Quasimodo said:
sysprog said:
The process as I outlined it was a sketch. Actually implementing something like it safely instead of using an AV product is rather involved. I don't recommend it except as it may be implemented by a competent technician.
I have seen hundred of users had to re-install their OS and all the programs just because a virus infected the MBR or OS. Simple disk imaging might work or might not work depending on the case and severity of infection.
Yeah, but you were the one who said (in response to
@WWGD):
NO! The safest method is to clone your HDD and SSD's before. Cloning once a month say, is the safest method guaranteed to protect you from malware plus you don't need to pay any money for anti-virus.
(emphasis added)
That's why I recommend disk-cloning at least once a month. It's not an easy process for the average user it's true.
I didn't say what you appear to be indicating me to have said. I think mere disk cloning is easy enough for most users. What I in fact said, in response to the contention of
@Dr Transport to the effect that AV software was the right choice, was:
sysprog said:
The process as I outlined it was a sketch. Actually implementing something like it safely instead of using an AV product is rather involved. I don't recommend it except as it may be implemented by a competent technician.
(emphasis added)
That's not the same as saying that simple disk cloning is difficult. What would be rather involved would be setting up a regimen that implemented an automated procedure for robustly preserving prior information states, such that one could confidently dispense with use of AV products.
And what makes you think that you can't clone a RAID disk?
I gave no indication that I thought that you can't clone a RAID disk. You can image or clone any disk. The disks and the sectors thereon don't know that they're part of an array.

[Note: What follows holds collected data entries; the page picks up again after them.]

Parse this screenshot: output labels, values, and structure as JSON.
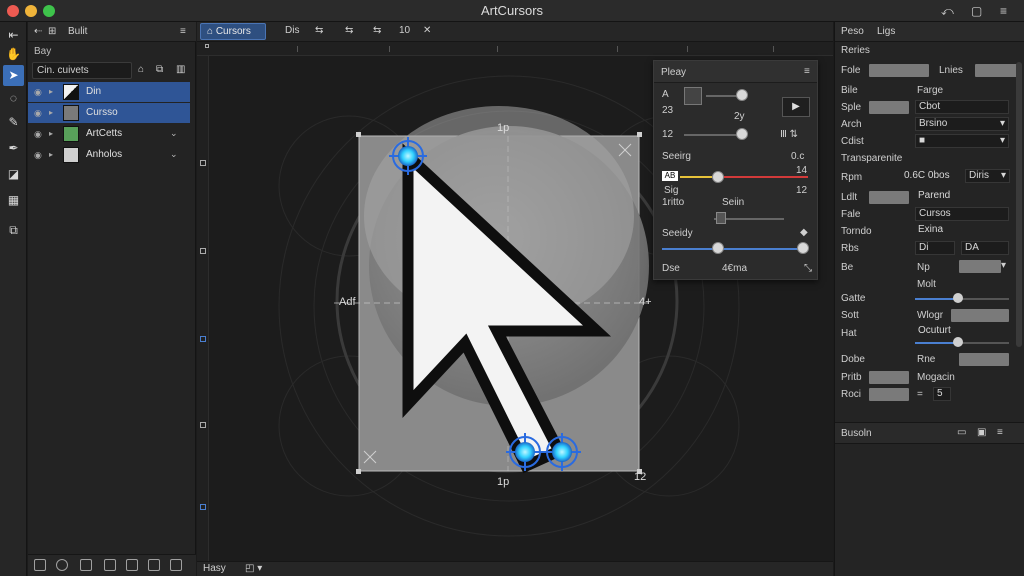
{
  "window": {
    "title": "ArtCursors"
  },
  "layers_panel": {
    "tab_a": "Bulit",
    "subtitle": "Bay",
    "search_value": "Cin. cuivets",
    "layers": [
      {
        "name": "Din",
        "thumb_color": "#f2f2f2",
        "selected": true
      },
      {
        "name": "Cursso",
        "thumb_color": "#7a7a7a",
        "selected": true
      },
      {
        "name": "ArtCetts",
        "thumb_color": "#58a05a",
        "selected": false
      },
      {
        "name": "Anholos",
        "thumb_color": "#cfcfcf",
        "selected": false
      }
    ]
  },
  "doc_toolbar": {
    "tab_label": "Cursors",
    "item_1": "Dis",
    "item_2": "10"
  },
  "canvas": {
    "label_top": "1p",
    "label_bottom": "1p",
    "label_left": "Adf",
    "label_right": "4+",
    "label_bottom_right": "12"
  },
  "status": {
    "label": "Hasy"
  },
  "float_panel": {
    "title": "Pleay",
    "row_a_label": "A",
    "row_a_value": "23",
    "row_b_value": "2y",
    "row_c_label": "12",
    "section_1": "Seeirg",
    "section_1_value": "0.c",
    "ab_label": "AB",
    "row_d_label": "Sig",
    "row_d_value": "12",
    "row_d_right": "14",
    "row_e_label": "1ritto",
    "row_e_value": "Seiin",
    "section_2": "Seeidy",
    "row_f_label": "Dse",
    "row_f_value": "4€ma"
  },
  "properties_panel": {
    "tab_a": "Peso",
    "tab_b": "Ligs",
    "header": "Reries",
    "rows": [
      {
        "label": "Fole",
        "right_label": "Lnies"
      },
      {
        "label": "Bile",
        "right_label": "Farge"
      },
      {
        "label": "Sple",
        "field": "Cbot"
      },
      {
        "label": "Arch",
        "field": "Brsino"
      },
      {
        "label": "Cdist",
        "field": "■"
      },
      {
        "label": "Transparenite"
      },
      {
        "label": "Rpm",
        "field_a": "0.6C 0bos",
        "field_b": "Diris"
      },
      {
        "label": "Ldlt",
        "field": "Parend"
      },
      {
        "label": "Fale",
        "field": "Cursos"
      },
      {
        "label": "Torndo",
        "field": "Exina"
      },
      {
        "label": "Rbs",
        "field_a": "Di",
        "field_b": "DA"
      },
      {
        "label": "Be",
        "right_label": "Np"
      },
      {
        "label": "Molt"
      },
      {
        "label": "Gatte"
      },
      {
        "label": "Sott",
        "right_label": "Wlogr"
      },
      {
        "label": "Hat",
        "field": "Ocuturt"
      },
      {
        "label": "Dobe",
        "right_label": "Rne"
      },
      {
        "label": "Pritb",
        "right_label": "Mogacin"
      },
      {
        "label": "Roci",
        "right_label": "=",
        "field": "5"
      }
    ],
    "footer_section": "Busoln"
  },
  "colors": {
    "accent": "#3b6fb8",
    "selection": "#2f5596",
    "handle": "#32d2ff",
    "red_slider": "#d23a3a",
    "yellow_slider": "#e8c33a"
  }
}
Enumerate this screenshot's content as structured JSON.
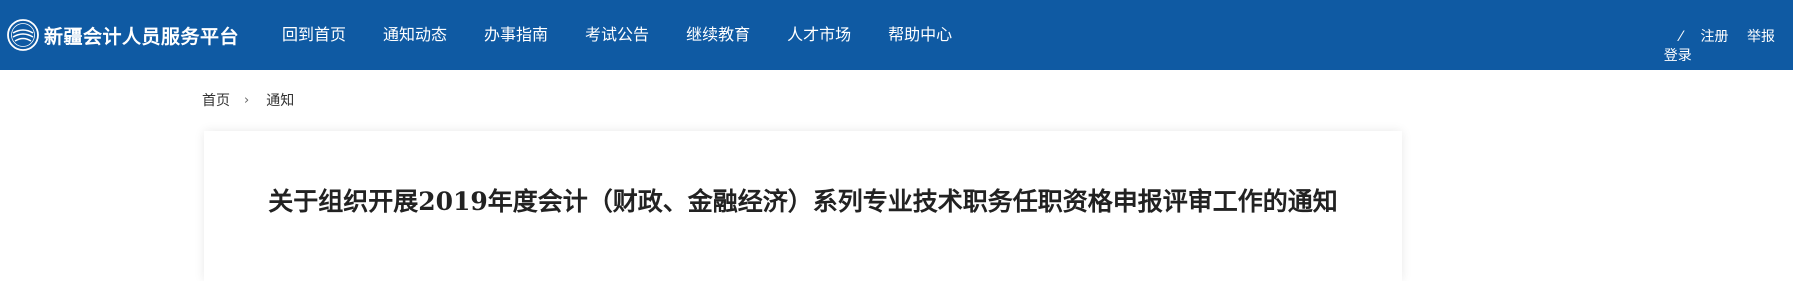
{
  "header": {
    "logo_text": "新疆会计人员服务平台",
    "logo_icon": "seal-logo-icon",
    "bg_color": "#0f5aa3"
  },
  "nav": [
    {
      "label": "回到首页"
    },
    {
      "label": "通知动态"
    },
    {
      "label": "办事指南"
    },
    {
      "label": "考试公告"
    },
    {
      "label": "继续教育"
    },
    {
      "label": "人才市场"
    },
    {
      "label": "帮助中心"
    }
  ],
  "account": {
    "separator": "⁄",
    "register": "注册",
    "report": "举报",
    "login": "登录"
  },
  "breadcrumb": {
    "home": "首页",
    "separator": "›",
    "current": "通知"
  },
  "article": {
    "title": "关于组织开展2019年度会计（财政、金融经济）系列专业技术职务任职资格申报评审工作的通知"
  }
}
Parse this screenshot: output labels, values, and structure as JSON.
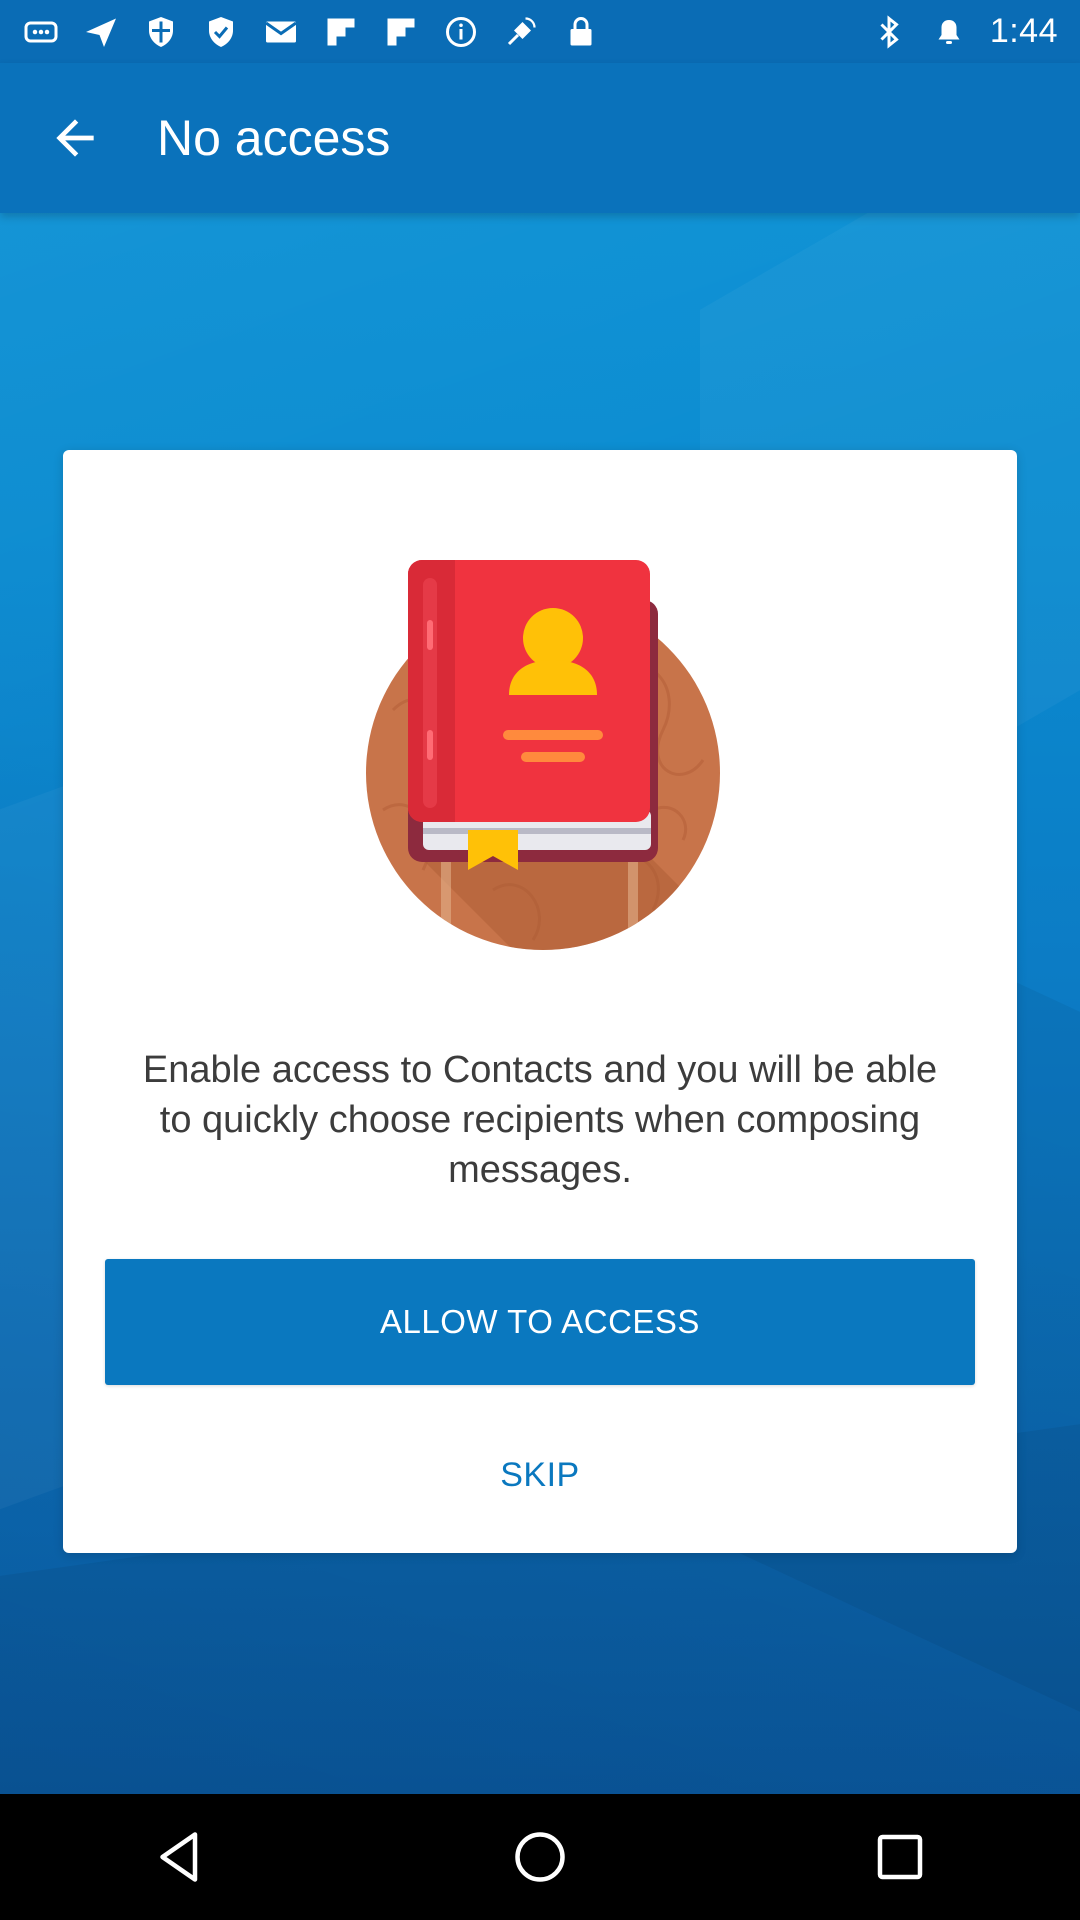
{
  "status_bar": {
    "time": "1:44",
    "left_icons": [
      "more-icon",
      "send-icon",
      "shield-icon",
      "shield-check-icon",
      "mail-icon",
      "flipboard-icon",
      "flipboard-icon",
      "info-icon",
      "fake-gps-icon",
      "lock-icon"
    ],
    "right_icons": [
      "bluetooth-icon",
      "alarm-icon"
    ]
  },
  "app_bar": {
    "title": "No access",
    "back_icon": "back-arrow-icon"
  },
  "card": {
    "illustration": "contacts-book-icon",
    "message": "Enable access to Contacts and you will be able to quickly choose recipients when composing messages.",
    "allow_label": "ALLOW TO ACCESS",
    "skip_label": "SKIP"
  },
  "nav_bar": {
    "back_icon": "nav-back-icon",
    "home_icon": "nav-home-icon",
    "recents_icon": "nav-recents-icon"
  },
  "colors": {
    "primary": "#0a78bf",
    "app_bar": "#0a72bb",
    "status_bar": "#0a6cb5",
    "book_red": "#f0333f",
    "person_yellow": "#ffc107",
    "circle_brown": "#c8744a"
  }
}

Imaging and Cloning are entirely different procedures.
If by 'cloning' you meant keeping a second device of exactly the same type as the first, and then rendering the second device such that you could swap the 2 devices, with the 2 devices performing indistinguishably from each other, just as you can with RAID 1, that would be the most accurate use of the term.
You didn't say anything about buying a second HDD or SSD of the same model as the first. so I didn't assume that was what you meant.
The process of making such a clone is normally accomplished by imaging the first device, and then copying from the image to the second device in such manner as to make the second device sector-by-sector informationally equivalent to the first.
More informally, in an information state preservation context, people often refer to making a restorable image and then storing the image to another device for safekeeping as 'cloning', because that's the first half of cloning, and because using the image to restore a prior state to the first device employs the same process as using the image to render a second device the same as the first does.